| Konu: | İzmir'de yangında 5 kardeşin yaşamını yitirmesine, Batman'a kayyum atanmasına, sanatçıların konserlerinin yasaklanmasına, kolluk gücü anlayışına ve cezaevlerindeki kötü muameleye ilişkin açıklaması |
| Yasama Yılı: | 3 |
| Birleşim: | 17 |
| Tarih: | 12.11.2024 |
SEZAİ TEMELLİ (Muş) - Teşekkür ederim.
Sayın Başkan, değerli milletvekilleri; İzmir yangınında 5 kardeş yaşamını yitirdi; bu kardeşlerin isimlerini size okumak istiyorum unutmayın diye: Fadime Nefes 5 yaşında, Funda Peri 4 yaşında, Aslan Miraç 3 yaşında, Masal Işık 2 yaşında ve Aras Bulut Akcan 1 yaşında.

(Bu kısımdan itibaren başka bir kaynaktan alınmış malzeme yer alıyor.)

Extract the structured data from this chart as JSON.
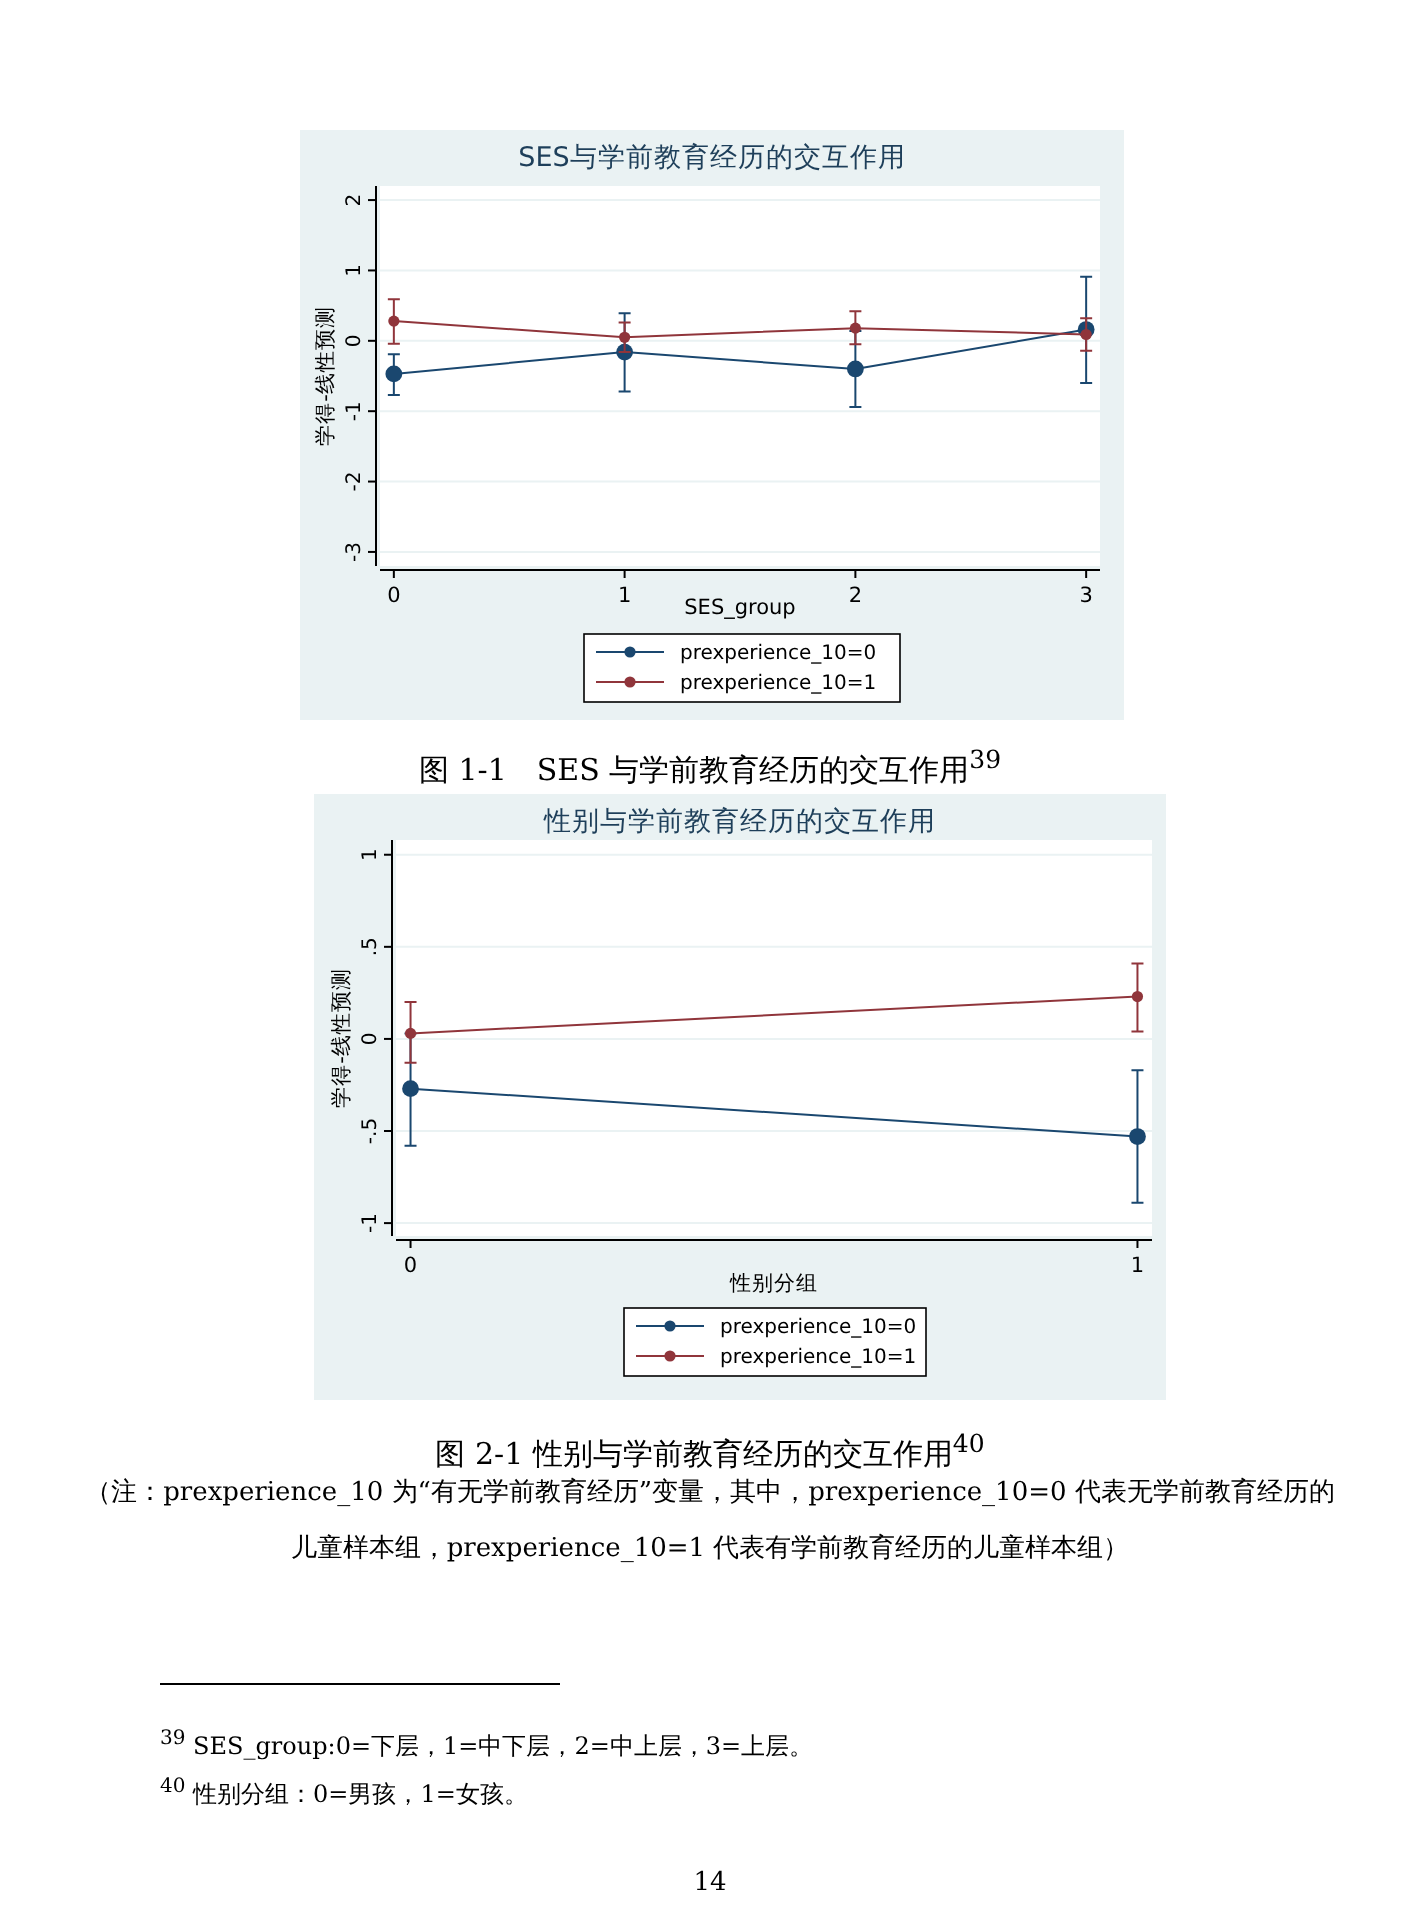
{
  "chart_data": [
    {
      "type": "line",
      "title": "SES与学前教育经历的交互作用",
      "xlabel": "SES_group",
      "ylabel": "学得-线性预测",
      "x": [
        0,
        1,
        2,
        3
      ],
      "xlim": [
        -0.06,
        3.06
      ],
      "xticks": [
        0,
        1,
        2,
        3
      ],
      "ylim": [
        -3.2,
        2.2
      ],
      "yticks": [
        2,
        1,
        0,
        -1,
        -2,
        -3
      ],
      "grid": "y",
      "legend": "bottom",
      "marker": "circle",
      "series": [
        {
          "name": "prexperience_10=0",
          "color": "#1a476f",
          "values": [
            -0.47,
            -0.16,
            -0.4,
            0.16
          ],
          "errors": [
            [
              -0.77,
              -0.19
            ],
            [
              -0.72,
              0.39
            ],
            [
              -0.94,
              0.14
            ],
            [
              -0.6,
              0.91
            ]
          ]
        },
        {
          "name": "prexperience_10=1",
          "color": "#90353b",
          "values": [
            0.28,
            0.05,
            0.18,
            0.09
          ],
          "errors": [
            [
              -0.04,
              0.59
            ],
            [
              -0.16,
              0.26
            ],
            [
              -0.05,
              0.42
            ],
            [
              -0.14,
              0.32
            ]
          ]
        }
      ],
      "annotations": [
        "图 1-1　SES 与学前教育经历的交互作用$^{39}$",
        "$^{39}$ SES_group:0=下层，1=中下层，2=中上层，3=上层。"
      ]
    },
    {
      "type": "line",
      "title": "性别与学前教育经历的交互作用",
      "xlabel": "性别分组",
      "ylabel": "学得-线性预测",
      "x": [
        0,
        1
      ],
      "xlim": [
        -0.02,
        1.02
      ],
      "xticks": [
        0,
        1
      ],
      "ylim": [
        -1.07,
        1.08
      ],
      "yticks": [
        1,
        {
          "value": 0.5,
          "label": ".5"
        },
        0,
        {
          "value": -0.5,
          "label": "-.5"
        },
        -1
      ],
      "grid": "y",
      "legend": "bottom",
      "marker": "circle",
      "series": [
        {
          "name": "prexperience_10=0",
          "color": "#1a476f",
          "values": [
            -0.27,
            -0.53
          ],
          "errors": [
            [
              -0.58,
              0.03
            ],
            [
              -0.89,
              -0.17
            ]
          ]
        },
        {
          "name": "prexperience_10=1",
          "color": "#90353b",
          "values": [
            0.03,
            0.23
          ],
          "errors": [
            [
              -0.13,
              0.2
            ],
            [
              0.04,
              0.41
            ]
          ]
        }
      ],
      "annotations": [
        "图 2-1 性别与学前教育经历的交互作用$^{40}$",
        "（注：prexperience_10 为“有无学前教育经历”变量，其中，prexperience_10=0 代表无学前教育经历的儿童样本组，prexperience_10=1 代表有学前教育经历的儿童样本组）",
        "$^{40}$ 性别分组：0=男孩，1=女孩。",
        "14"
      ]
    }
  ]
}
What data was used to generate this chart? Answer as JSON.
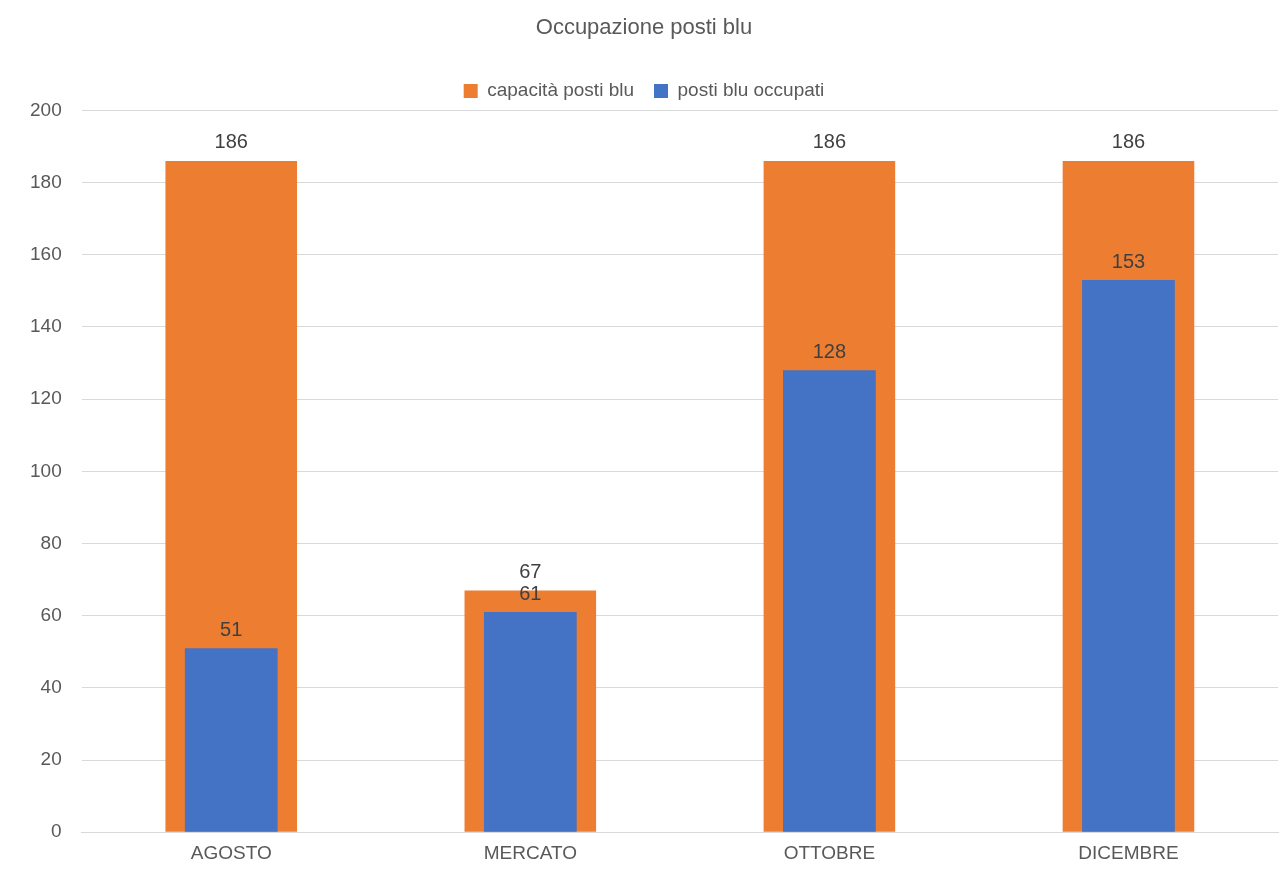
{
  "chart_data": {
    "type": "bar",
    "title": "Occupazione posti blu",
    "categories": [
      "AGOSTO",
      "MERCATO",
      "OTTOBRE",
      "DICEMBRE"
    ],
    "series": [
      {
        "name": "capacità posti blu",
        "color": "#ed7d31",
        "values": [
          186,
          67,
          186,
          186
        ]
      },
      {
        "name": "posti blu occupati",
        "color": "#4472c4",
        "values": [
          51,
          61,
          128,
          153
        ]
      }
    ],
    "ylim": [
      0,
      200
    ],
    "yticks": [
      0,
      20,
      40,
      60,
      80,
      100,
      120,
      140,
      160,
      180,
      200
    ],
    "grid": "y",
    "legend": "top",
    "data_labels": true
  }
}
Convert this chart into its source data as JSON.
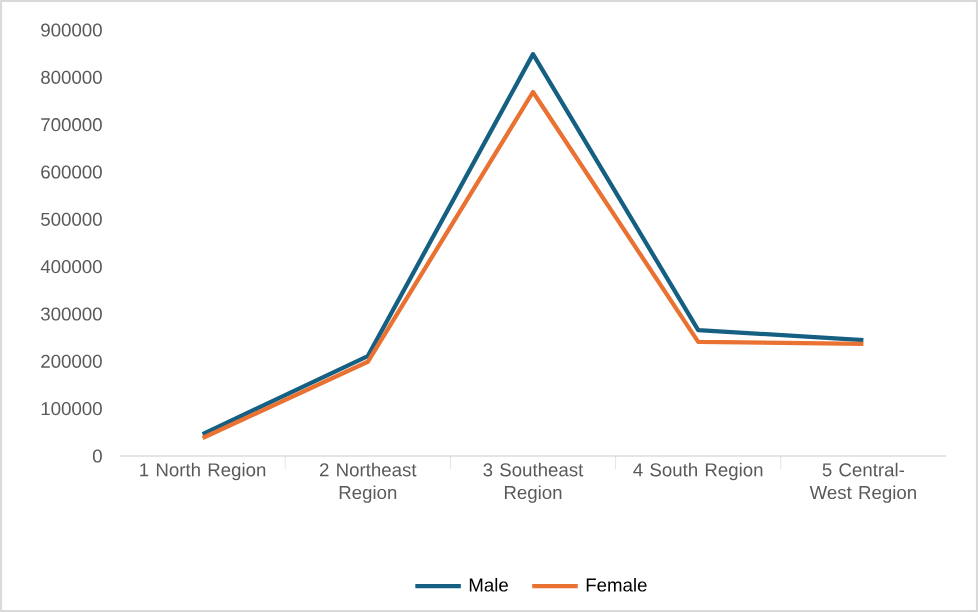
{
  "chart_data": {
    "type": "line",
    "categories": [
      "1 North Region",
      "2 Northeast Region",
      "3 Southeast Region",
      "4 South Region",
      "5 Central-West Region"
    ],
    "series": [
      {
        "name": "Male",
        "color": "#156082",
        "values": [
          46000,
          211000,
          849000,
          266000,
          245000
        ]
      },
      {
        "name": "Female",
        "color": "#e97132",
        "values": [
          38000,
          199000,
          769000,
          241000,
          237000
        ]
      }
    ],
    "ylim": [
      0,
      900000
    ],
    "yticks": [
      0,
      100000,
      200000,
      300000,
      400000,
      500000,
      600000,
      700000,
      800000,
      900000
    ],
    "legend": "bottom",
    "marker": "none",
    "line_style": "solid"
  }
}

Anne gözaltında, ihmalden. Ama siz o evi gördünüz mü? Esas ihmalde bulunan sizlersiniz, keşke fırsat olsa da sizi ihmalden gözaltına alsak çünkü ihmalinizin belgesi nerede mi? İşte bütçede, Bütçe Komisyonunda görüşülüyor. Neyi ihmal ettiğiniz için o çocuklar yanarak can verdi biliyor musunuz? Bütçeden o çocuklara para ayırmak yerine kaynakları silaha ayırdığınız için, bütçeden o çocuklara kaynak ayırmak yerine, yoksullukla mücadele etmek yerine o kaynakları sermayeye ayırdığınız için. Belgesi bütçede, gidin, bakın; sermayenin 3 trilyon lira vergi borcunu siliyorsunuz, sonra da anne gözaltında! "Annenin ihmalinden çocuklar öldü." Hayır, sizin ihmalinizden bu ülkede çocuklar ölüyor. O çocuklara bir öğün yemeği çok gören zihniyet, sermayeye 3 trilyon lirayı peşkeş çekebiliyor. Bunu kabul etmiyoruz. Bu ihmalin sorumlusu bu iktidardır, bu iktidarın aslında ekonomi politikalarıdır, bu iktidarın yaratmış olduğu zulümdür. Savaştan, şiddetten beslene beslene her yere bu yangını yaydınız; işte, bu yangının içinde de çocuklarımızı kaybetmeye devam ediyoruz.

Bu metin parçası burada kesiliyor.